Drone operators reminded to steer clear of wildfires

(Source United States Department of Agriculture) (Source United States Department of Agriculture)

OKLAHOMA CITY, OK (KSWO) –Oklahoma Forestry Services is advising operators of unmanned aircraft systems, also known as drones, to not fly near or over wildfires.

“Drone operators need to understand that when they are detected near a fire, the aircraft being used to suppress fire has to be diverted away from the area,” said George Geissler, Oklahoma State Forester. “Drones pose a threat to these low flying aircraft and their pilots, and increase the risk of lives and property loss on the ground.”

With the current wildfire conditions across Oklahoma, Oklahoma Forestry Services has federal and Oklahoma Air National Guard aircraft assigned to wildland fire suppression. The aircraft include single engine air tankers, the CL-415 “Super Scooper” and helicopters.

The aircraft fly low to the ground while dropping water and retardant, sometime below 200 feet.

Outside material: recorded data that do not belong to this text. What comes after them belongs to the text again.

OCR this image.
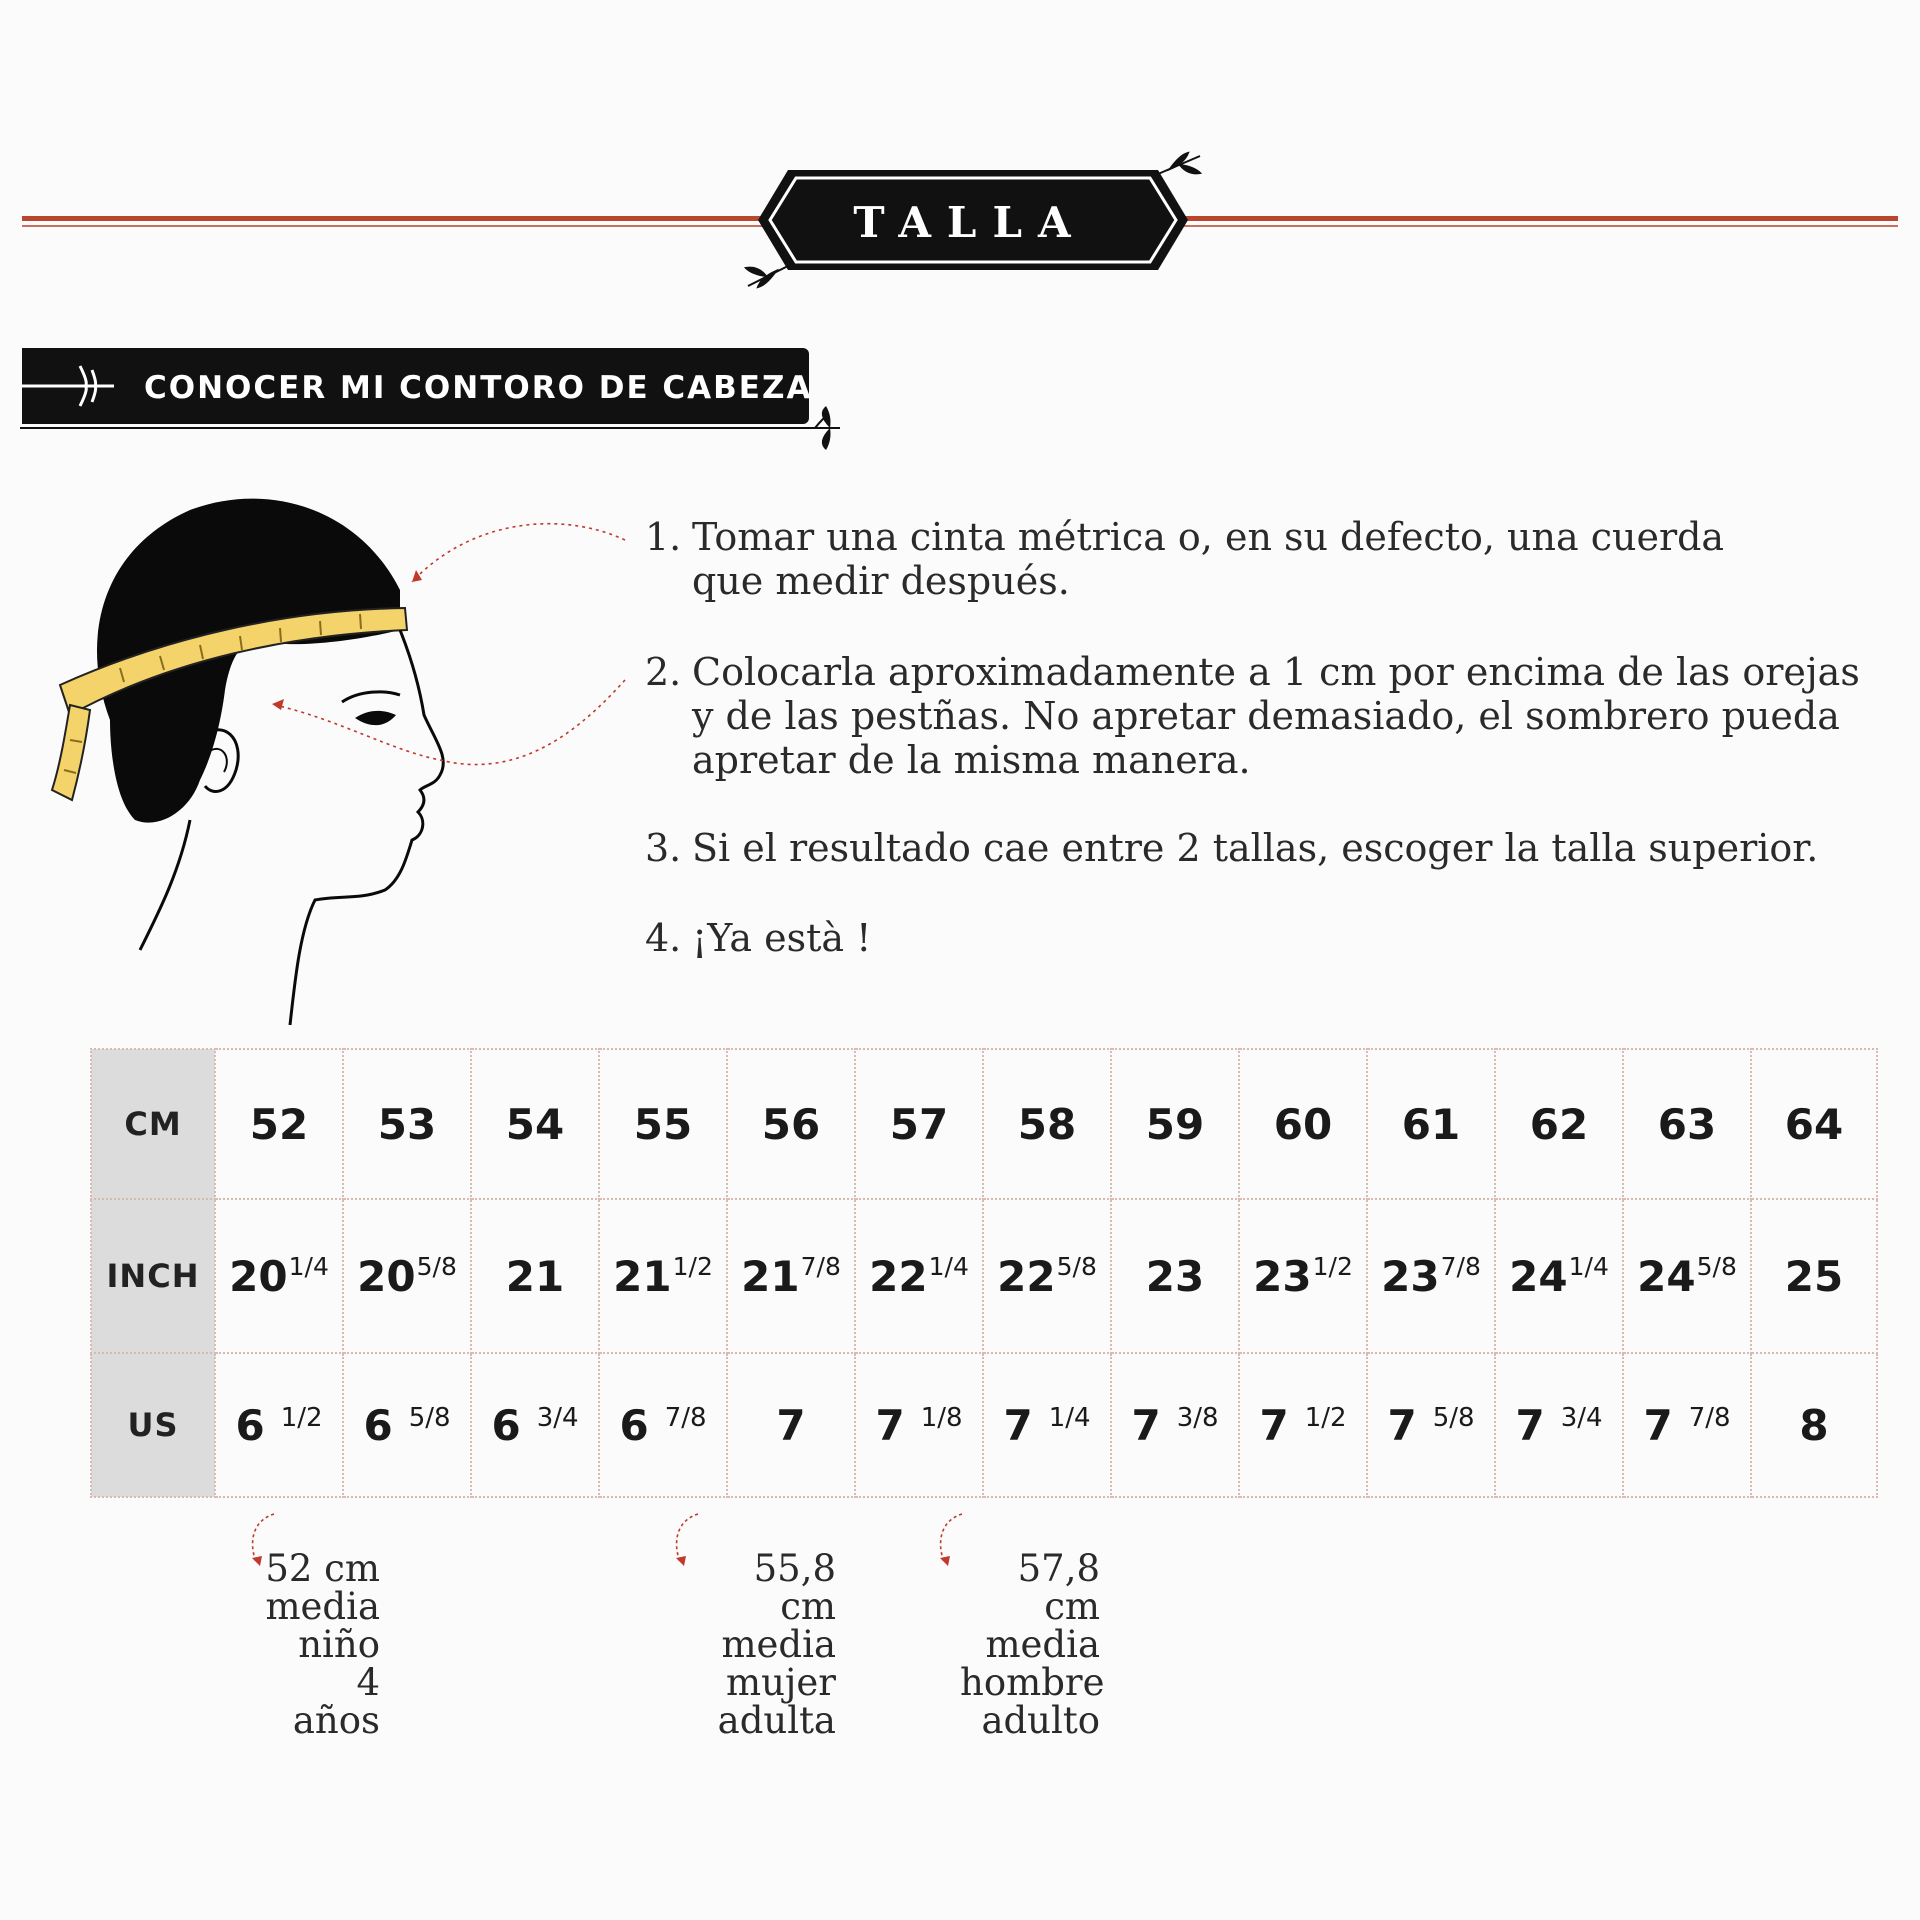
TALLA
CONOCER MI CONTORO DE CABEZA
1. Tomar una cinta métrica o, en su defecto, una cuerda que medir después.
2. Colocarla aproximadamente a 1 cm por encima de las orejas y de las pestñas. No apretar demasiado, el sombrero pueda apretar de la misma manera.
3. Si el resultado cae entre 2 tallas, escoger la talla superior.
4. ¡Ya està !
CM	52	53	54	55	56	57	58	59	60	61	62	63	64
INCH	$20^{1/4}$	$20^{5/8}$	21	$21^{1/2}$	$21^{7/8}$	$22^{1/4}$	$22^{5/8}$	23	$23^{1/2}$	$23^{7/8}$	$24^{1/4}$	$24^{5/8}$	25
US	6 $^{1/2}$	6 $^{5/8}$	6 $^{3/4}$	6 $^{7/8}$	7	7 $^{1/8}$	7 $^{1/4}$	7 $^{3/8}$	7 $^{1/2}$	7 $^{5/8}$	7 $^{3/4}$	7 $^{7/8}$	8
52 cm
media
niño
4 años
55,8 cm
media
mujer
adulta
57,8 cm
media
hombre
adulto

Federal guidelines allow drones to be flown up to 400 feet in the air, which can cause potentially catastrophic damage to the planes if they collide. Because of the potential for a mid-air collision, the aircraft that should be putting out fires are diverted away if a drone is detected.

Oklahoma has seen three instances of drones being detected near wildfire in the last five months.

“Unmanned aerial systems have a wide variety of uses, many of which are only beginning to be explored,” said Oklahoma Secretary of Science and Technology Stephen McKeever. “Currently drone use during wildland fire suppression is not advisable due to potential conflict with helicopters and tankers activity fighting the fires. We must always consider the safety of our firefighters and the public first.”

Drones have become increasingly popular because of expanding availability and reduced cost. With the new found popularity, many people are flying drones with little to no aviation experience. Oklahoma Forestry Services hopes to work with others across the state to educate drone operators about the dangers of flying near wildfires.